誰知李澎康聽了益發笑道:“原來還是個小孩子!”他一時興起,說道:“不如叫她出來見見吧,難得有位大師在這裏,說不定給她指點一二,將來她還可以當你們艷秀樓的第一歌伎呢!”
“澎康,你別開玩笑了。”他阻止道。
讓他堂堂端木家的少爺,教一個歌伎彈琴,這要傳出去還得了?
“好好好,不開玩笑,”李澎康忙忍住笑。“那就喚她來彈兩曲兒聽聽如何?端木,我是真的有些好奇呢!咱們來看看這個小丫頭到底有多厲害。”他也不等端木容應道,就對仙霞道:“去叫她出來吧!”

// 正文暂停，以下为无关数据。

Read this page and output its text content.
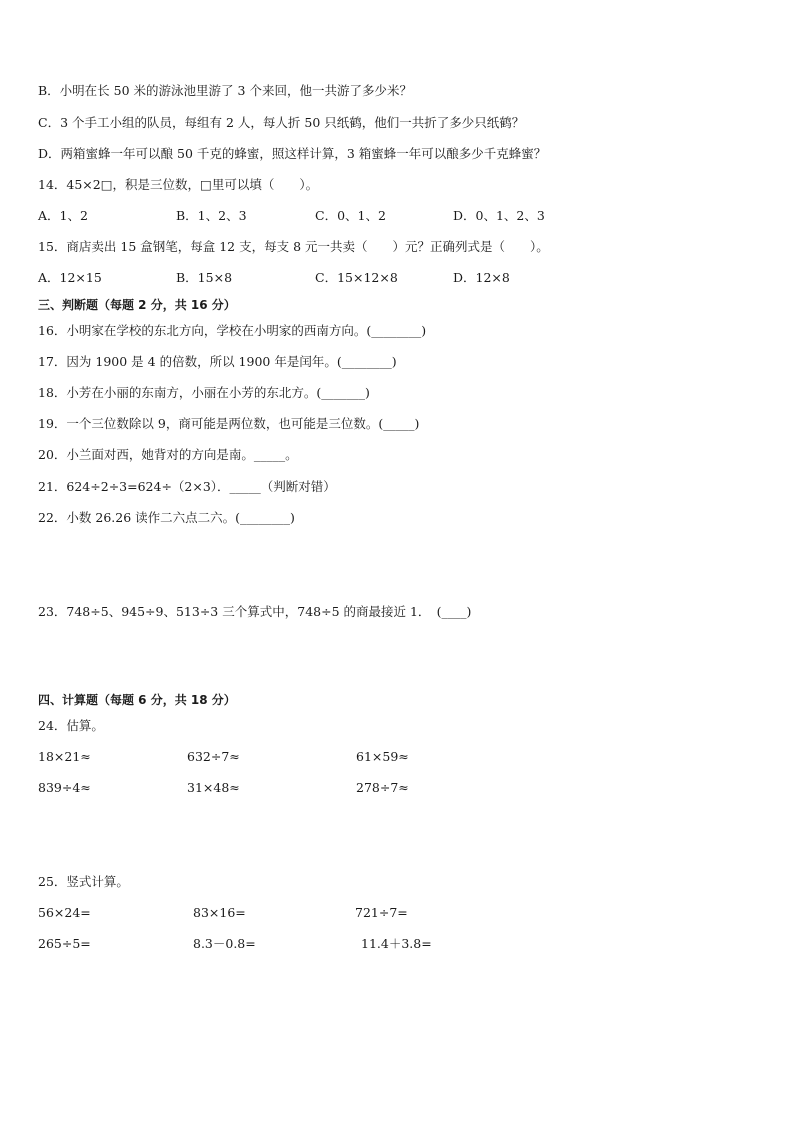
B．小明在长 50 米的游泳池里游了 3 个来回，他一共游了多少米？
C．3 个手工小组的队员，每组有 2 人，每人折 50 只纸鹤，他们一共折了多少只纸鹤？
D．两箱蜜蜂一年可以酿 50 千克的蜂蜜，照这样计算，3 箱蜜蜂一年可以酿多少千克蜂蜜？
14．45×2□，积是三位数，□里可以填（　　）。
A．1、2	B．1、2、3	C．0、1、2	D．0、1、2、3
15．商店卖出 15 盒钢笔，每盒 12 支，每支 8 元一共卖（　　）元？正确列式是（　　）。
A．12×15	B．15×8	C．15×12×8	D．12×8
三、判断题（每题 2 分，共 16 分）
16．小明家在学校的东北方向，学校在小明家的西南方向。(________)
17．因为 1900 是 4 的倍数，所以 1900 年是闰年。(________)
18．小芳在小丽的东南方，小丽在小芳的东北方。(_______)
19．一个三位数除以 9，商可能是两位数，也可能是三位数。(_____)
20．小兰面对西，她背对的方向是南。_____。
21．624÷2÷3=624÷（2×3）．_____（判断对错）
22．小数 26.26 读作二六点二六。(________)
23．748÷5、945÷9、513÷3 三个算式中，748÷5 的商最接近 1．　(____)
四、计算题（每题 6 分，共 18 分）
24．估算。
18×21≈	632÷7≈	61×59≈
839÷4≈	31×48≈	278÷7≈
25．竖式计算。
56×24=	83×16=	721÷7=
265÷5=	8.3－0.8=	11.4＋3.8=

仙霞一笑,喚了在門口侍候的小丫頭過來,低聲囑咐幾句,那丫頭便逕自去了。
仙霞一面斟酒,說道:“我們俊俊可是人如其名,雖然個頭還小,長得俊得很呢!說不定嬤嬤明年就會叫她出場了。”
“聽你這麼說,我還真想見見她。”李澎康笑道。
不一會兒,只見施嬤嬤扭着腰肢,領着一個十二、三歲的小女孩進來,一面笑道:“聽說李公子想聽我們俊俊彈曲子?”

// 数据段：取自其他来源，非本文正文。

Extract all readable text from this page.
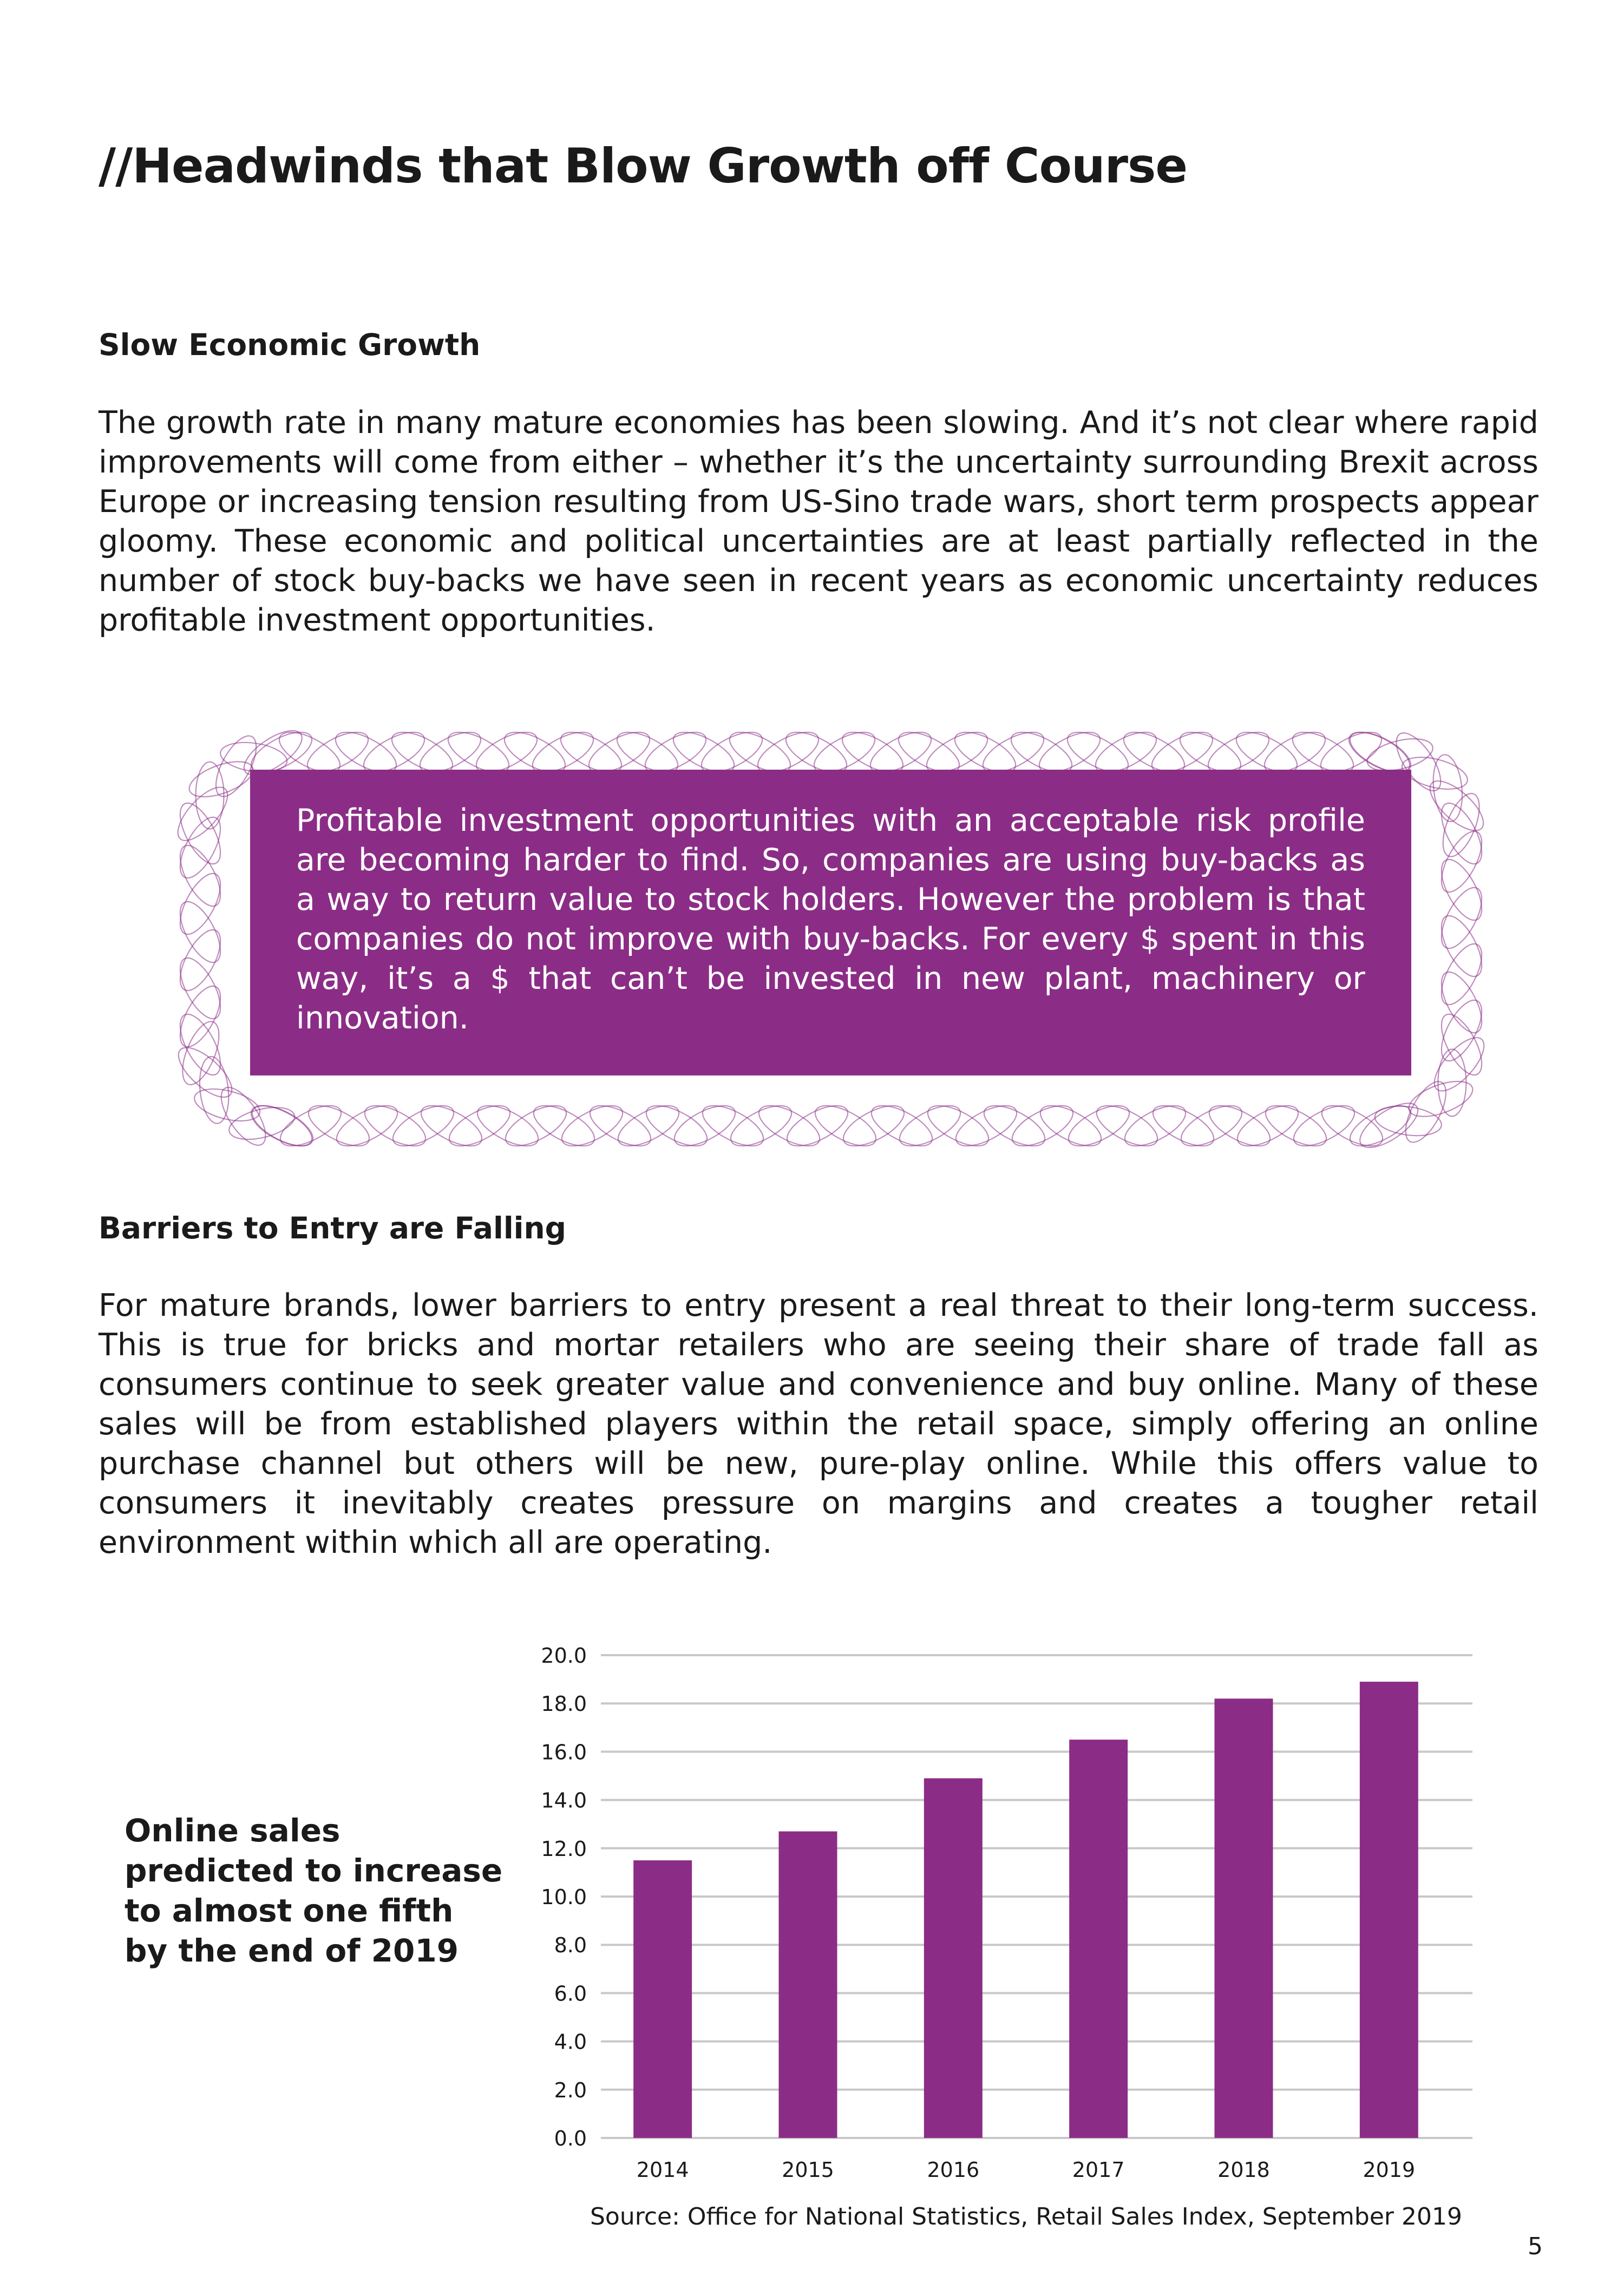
//Headwinds that Blow Growth off Course
Slow Economic Growth

The growth rate in many mature economies has been slowing. And it’s not clear where rapid improvements will come from either – whether it’s the uncertainty surrounding Brexit across Europe or increasing tension resulting from US-Sino trade wars, short term prospects appear gloomy. These economic and political uncertainties are at least partially reflected in the number of stock buy-backs we have seen in recent years as economic uncertainty reduces profitable investment opportunities.

Profitable investment opportunities with an acceptable risk profile are becoming harder to find. So, companies are using buy-backs as a way to return value to stock holders. However the problem is that companies do not improve with buy-backs. For every $ spent in this way, it’s a $ that can’t be invested in new plant, machinery or innovation.

Barriers to Entry are Falling

For mature brands, lower barriers to entry present a real threat to their long-term success. This is true for bricks and mortar retailers who are seeing their share of trade fall as consumers continue to seek greater value and convenience and buy online. Many of these sales will be from established players within the retail space, simply offering an online purchase channel but others will be new, pure-play online. While this offers value to consumers it inevitably creates pressure on margins and creates a tougher retail environment within which all are operating.

Online sales predicted to increase to almost one fifth by the end of 2019

0.0
2.0
4.0
6.0
8.0
10.0
12.0
14.0
16.0
18.0
20.0
2014	2015	2016	2017	2018	2019

Source: Office for National Statistics, Retail Sales Index, September 2019

5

端木容抬眼一見,只微微撇了撇嘴角,然後逕自飲了一口酒。李澎康見了卻是忍俊不禁,一口酒差點噴了出來,指着那個小女孩,笑道:“就是她么?”
施嬤嬤滿心想討好兩人,倉皇間替俊俊抹上的胭脂大濃,臉上紅紅的兩坨,跟猴兒屁股似的,又生得瘦伶伶的,身上穿的也不知是向哪個姑娘臨時借來的衣裳,足足大了一截。最可笑的是,頭上還插了一朵花,看上去頗為滑稽。

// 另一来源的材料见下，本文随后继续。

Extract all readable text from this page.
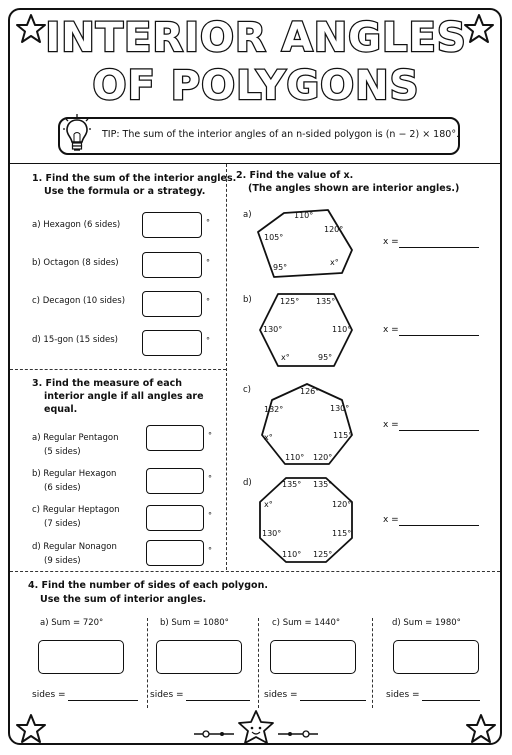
INTERIOR ANGLES
OF POLYGONS
TIP: The sum of the interior angles of an n-sided polygon is (n − 2) × 180°.
1. Find the sum of the interior angles.
Use the formula or a strategy.
a) Hexagon (6 sides)	°
b) Octagon (8 sides)	°
c) Decagon (10 sides)	°
d) 15-gon (15 sides)	°
3. Find the measure of each
interior angle if all angles are
equal.
a) Regular Pentagon
(5 sides)
°
b) Regular Hexagon
(6 sides)
°
c) Regular Heptagon
(7 sides)
°
d) Regular Nonagon
(9 sides)
°
2. Find the value of x.
(The angles shown are interior angles.)
a)	110°
120°
105°
95°
x°
x =
b)	125° 135°
130°	110°
x°	95°
x =
c)	126°
132°	130°
x°	115°
110° 120°
x =
d)	135° 135°
x°	120°
130°	115°
110° 125°
x =
4. Find the number of sides of each polygon.
Use the sum of interior angles.
a) Sum = 720°
sides =
b) Sum = 1080°
sides =
c) Sum = 1440°
sides =
d) Sum = 1980°
sides =
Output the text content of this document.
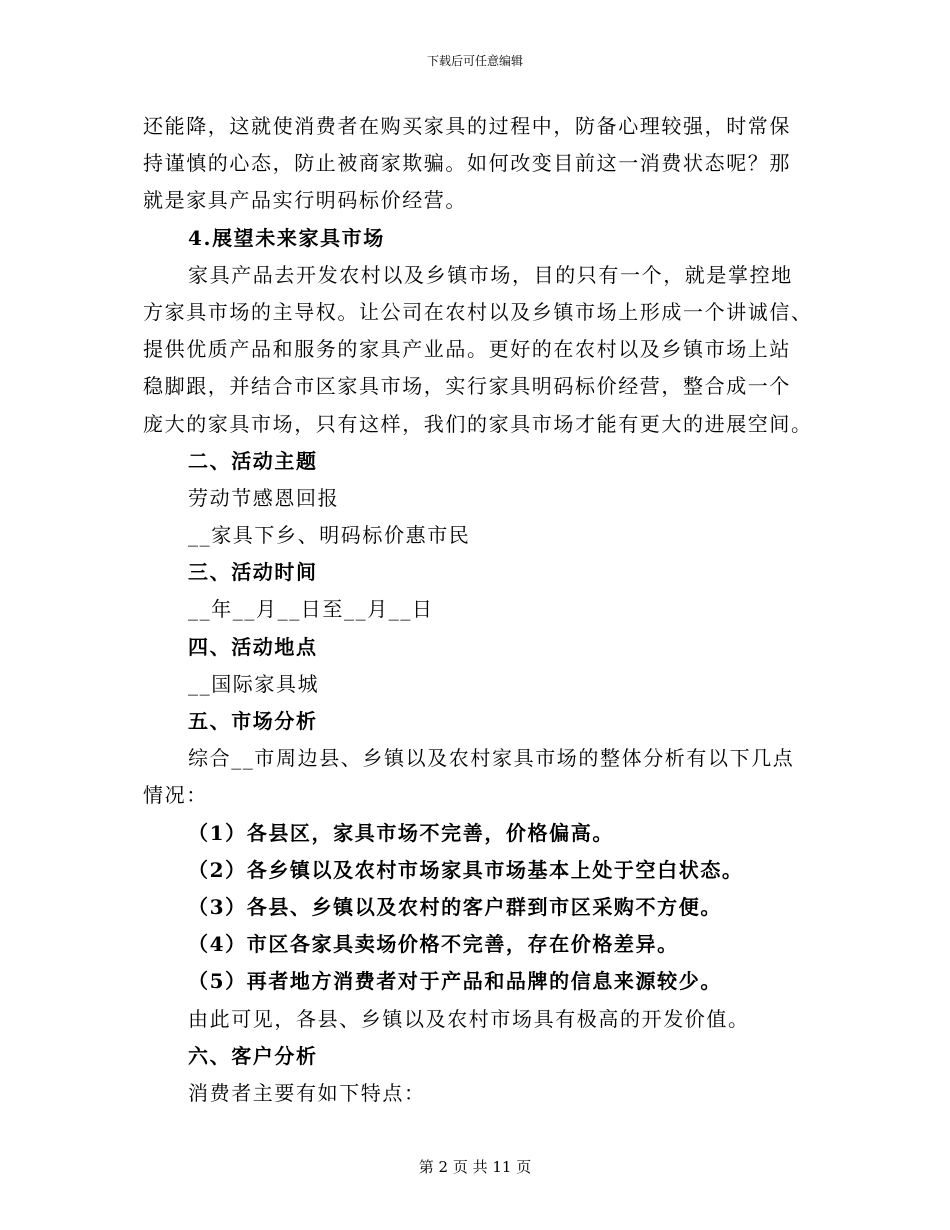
下载后可任意编辑
还能降，这就使消费者在购买家具的过程中，防备心理较强，时常保
持谨慎的心态，防止被商家欺骗。如何改变目前这一消费状态呢？那
就是家具产品实行明码标价经营。
4.展望未来家具市场
家具产品去开发农村以及乡镇市场，目的只有一个，就是掌控地
方家具市场的主导权。让公司在农村以及乡镇市场上形成一个讲诚信、
提供优质产品和服务的家具产业品。更好的在农村以及乡镇市场上站
稳脚跟，并结合市区家具市场，实行家具明码标价经营，整合成一个
庞大的家具市场，只有这样，我们的家具市场才能有更大的进展空间。
二、活动主题
劳动节感恩回报
__家具下乡、明码标价惠市民
三、活动时间
__年__月__日至__月__日
四、活动地点
__国际家具城
五、市场分析
综合__市周边县、乡镇以及农村家具市场的整体分析有以下几点
情况：
（1）各县区，家具市场不完善，价格偏高。
（2）各乡镇以及农村市场家具市场基本上处于空白状态。
（3）各县、乡镇以及农村的客户群到市区采购不方便。
（4）市区各家具卖场价格不完善，存在价格差异。
（5）再者地方消费者对于产品和品牌的信息来源较少。
由此可见，各县、乡镇以及农村市场具有极高的开发价值。
六、客户分析
消费者主要有如下特点：
第 2 页 共 11 页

但她那雙水靈靈的大眼睛生得極好,彷彿黑夜裏的明星,晶瑩動人。只是眼底藏不住驚恐,像只受驚的小鹿般四下打量。
“是啊,是啊,這就是俊俊!”施嬤嬤一臉諂媚,說沒兩句話就拿着紅絹掩着嘴呵呵笑。“我們俊俊雖然還沒出場,不過她的琴可彈得真好,今個兒也是看在您的面子上,才讓她出來,正好趕明個兒您也替我們拉拔拉拔,捧捧場!”說完,又呵呵地笑。
“行了,嬤嬤。”仙霞唯恐她啰嗦個沒完,擾了貴客的興緻,忙道。“您去忙吧,俊俊交給我就行了,兩位公子等着聽她彈曲子呢!”
“是啊,是啊,那我就不打擾你們了,呵呵呵!”施嬤嬤臨走前還低頭囑咐。“俊俊,你好生侍候兩位公子爺。”說著,將她往前一推。
俊俊怯怯地在琴前坐下,低聲問:“呢……公子要聽什麼呢?”
李澎康看她小小的個子,忍住笑道:“隨便,你揀好聽的彈來聽聽就行。”
小俊俊渾身不自在,好半晌,才彈起一首“桃花行”。
端木容聽來只覺平平,不過也是一般常聽的俗曲小調罷了,並不特殊。他轉頭對仙霞說道:“依我瞧,你彈得味道比這位小姑娘還好得多,怎麼你如此誇她?”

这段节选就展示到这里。